Тем временем на другом конце Москвы впопыхах собиралась Настя. Под глазами — синяки от недосыпа. На руке — вечно недовольный Матвей. В одной руке — сумка с подгузниками, в другой — ноутбук. Артём у окна набирал преподавателю, договаривался о консультации перед зачётом.
— Насть, успеешь отвезти его к твоей маме? — спросил он, на ходу натягивая куртку.

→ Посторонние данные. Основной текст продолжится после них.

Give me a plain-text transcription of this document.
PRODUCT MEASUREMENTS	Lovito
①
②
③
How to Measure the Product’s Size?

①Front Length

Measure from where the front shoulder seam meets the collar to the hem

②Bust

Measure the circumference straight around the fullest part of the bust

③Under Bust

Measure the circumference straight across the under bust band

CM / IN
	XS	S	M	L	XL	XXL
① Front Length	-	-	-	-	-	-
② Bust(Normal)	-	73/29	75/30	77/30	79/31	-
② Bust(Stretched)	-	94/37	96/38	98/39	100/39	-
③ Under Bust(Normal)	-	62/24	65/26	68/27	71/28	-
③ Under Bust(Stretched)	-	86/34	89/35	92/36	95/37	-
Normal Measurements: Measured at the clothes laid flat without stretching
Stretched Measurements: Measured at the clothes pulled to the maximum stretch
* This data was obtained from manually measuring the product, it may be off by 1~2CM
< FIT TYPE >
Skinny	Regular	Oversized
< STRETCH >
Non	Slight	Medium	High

— Успею… — сквозь зубы процедила она. — Опять мне всё. А ты как будто не его отец.
Выскочили из квартиры. В автобусе Матвей закатил скандал. В голове у Насти стучало одно: «Только бы мама была дома…»
Подошли к знакомой двери. Постучали. Тишина. Потом шаги. Дверь открылась. На пороге стояла Алевтина — спокойная, с чашкой кофе в руках. В халате, волосы небрежно собраны. Но во взгляде было то, чего Настя давно не видела — тщадность.

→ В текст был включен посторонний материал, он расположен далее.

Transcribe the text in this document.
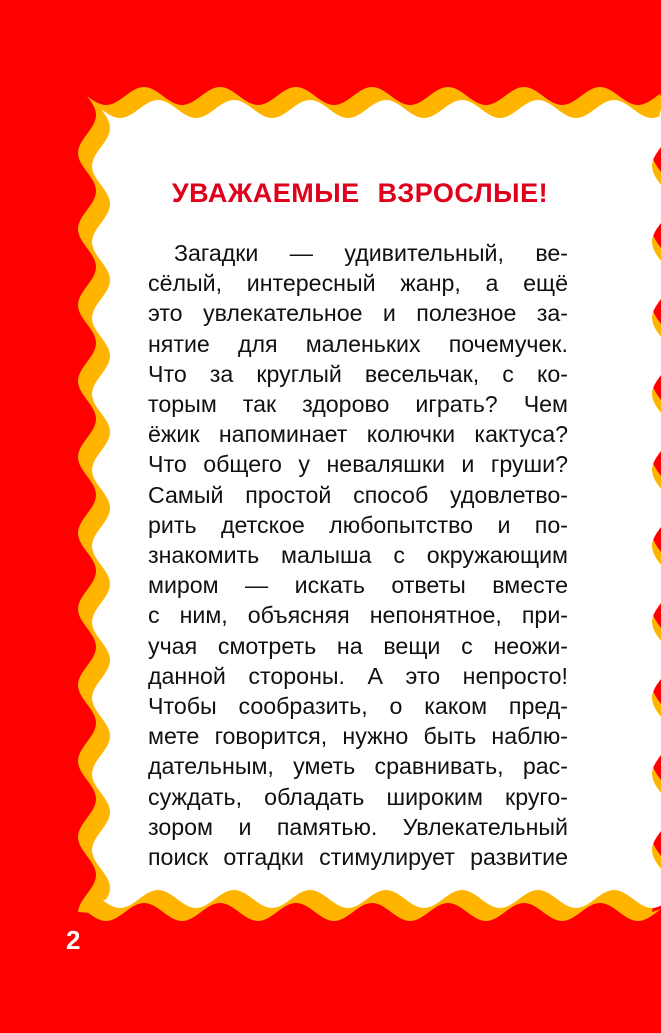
УВАЖАЕМЫЕ ВЗРОСЛЫЕ!
Загадки — удивительный, ве-
сёлый, интересный жанр, а ещё
это увлекательное и полезное за-
нятие для маленьких почемучек.
Что за круглый весельчак, с ко-
торым так здорово играть? Чем
ёжик напоминает колючки кактуса?
Что общего у неваляшки и груши?
Самый простой способ удовлетво-
рить детское любопытство и по-
знакомить малыша с окружающим
миром — искать ответы вместе
с ним, объясняя непонятное, при-
учая смотреть на вещи с неожи-
данной стороны. А это непросто!
Чтобы сообразить, о каком пред-
мете говорится, нужно быть наблю-
дательным, уметь сравнивать, рас-
суждать, обладать широким круго-
зором и памятью. Увлекательный
поиск отгадки стимулирует развитие
2
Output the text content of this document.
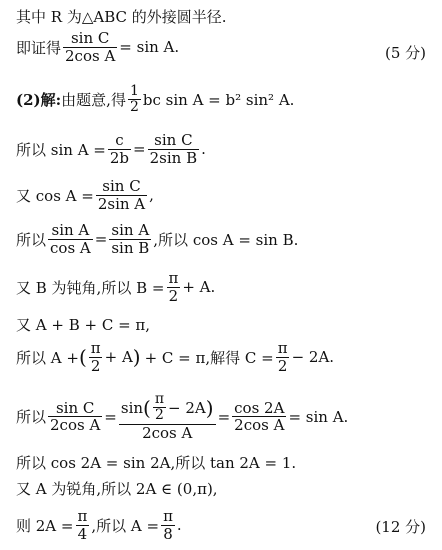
其中 R 为△ABC 的外接圆半径.
即证得 $\frac{\text{sin C}}{\text{2cos A}} = \sin A$.	(5 分)
(2)解: 由题意,得 $\frac{1}{2}$ bc sin A = b² sin² A.
所以 $\sin A = \frac{c}{2b} = \frac{\text{sin C}}{\text{2sin B}}$ .
又 $\cos A = \frac{\text{sin C}}{\text{2sin A}}$ ,
所以 $\frac{\text{sin A}}{\text{cos A}} = \frac{\text{sin A}}{\text{sin B}}$ ,所以 cos A = sin B.
又 B 为钝角,所以 $B = \frac{\pi}{2} + A$.
又 A + B + C = π,
所以 A + ( $\frac{\pi}{2} + A$ ) + C = π,解得 $C = \frac{\pi}{2} - 2A$.
所以 $\frac{\text{sin C}}{\text{2cos A}} = \sin$ ( $\frac{\pi}{2} - 2A$ )
2cos A
= $\frac{\cos 2A}{\text{2cos A}} = \sin A$.
所以 cos 2A = sin 2A,所以 tan 2A = 1.
又 A 为锐角,所以 2A ∈ (0,π),
则 $2A = \frac{\pi}{4}$ ,所以 $A = \frac{\pi}{8}$ .	(12 分)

— Привет, мам. Мы всего на пару часов. Завтра сдадим сессию — и больше не будем тебе мешать, — начала Настя, стараясь смягчить ситуацию.
Алевтина глубоко вдохнула. Сделала глоток кофе. И чётко сказала:
— Нет.
— Чего? — Настя нахмурилась.
— Я не возьму Матвея сегодня. И завтра тоже. Я устала. Я больше не могу. И главное — я не хочу быть бесплатной нянькой без права голоса.
Артём попытался встрять:
— Алевтина Петровна, ну мы же учимся, у нас времени нет…
— А у меня есть? — голос её зазвенел сталью. — Я тоже человек. У меня есть мечты. Я хочу писать. Я хочу просто жить. Мне не 80, я ещё не старуха, и не собираюсь хоронить себя под вашими обязанностями.
— Ну вот как? — горько усмехнулась Настя. — Значит, мы тебе обуза.
— Вы мне семья. Но семья — это уважение. Это не когда тебе звонят в десять вечера и ставят перед фактом. Это не когда за твоей спиной решают, что ты «всё равно дома сидишь».
Повисло молчание. Матвей притих. Настя с Артёмом переглянулись. Наконец, Настя холодно бросила:
— Ладно. Уходим. Но, мам, когда тебе понадобится помощь — вспомни этот день.
— Обязательно, — кивнула Алевтина. — Только я точно не поставлю вас перед фактом.
Они ушли. Тихо, не хлопнув дверью. А Алевтина вернулась на кухню. Села. Открыла тетрадь.
Рука дрожала — не от страха, а от того, что впервые за годы она сделала что-то только для себя. Она начала писать. И с каждой строчкой дышать становилось легче, а мир — больше.
В тот день она впервые за долгое время почувствовала, что снова принадлежит себе. И это было бесценно.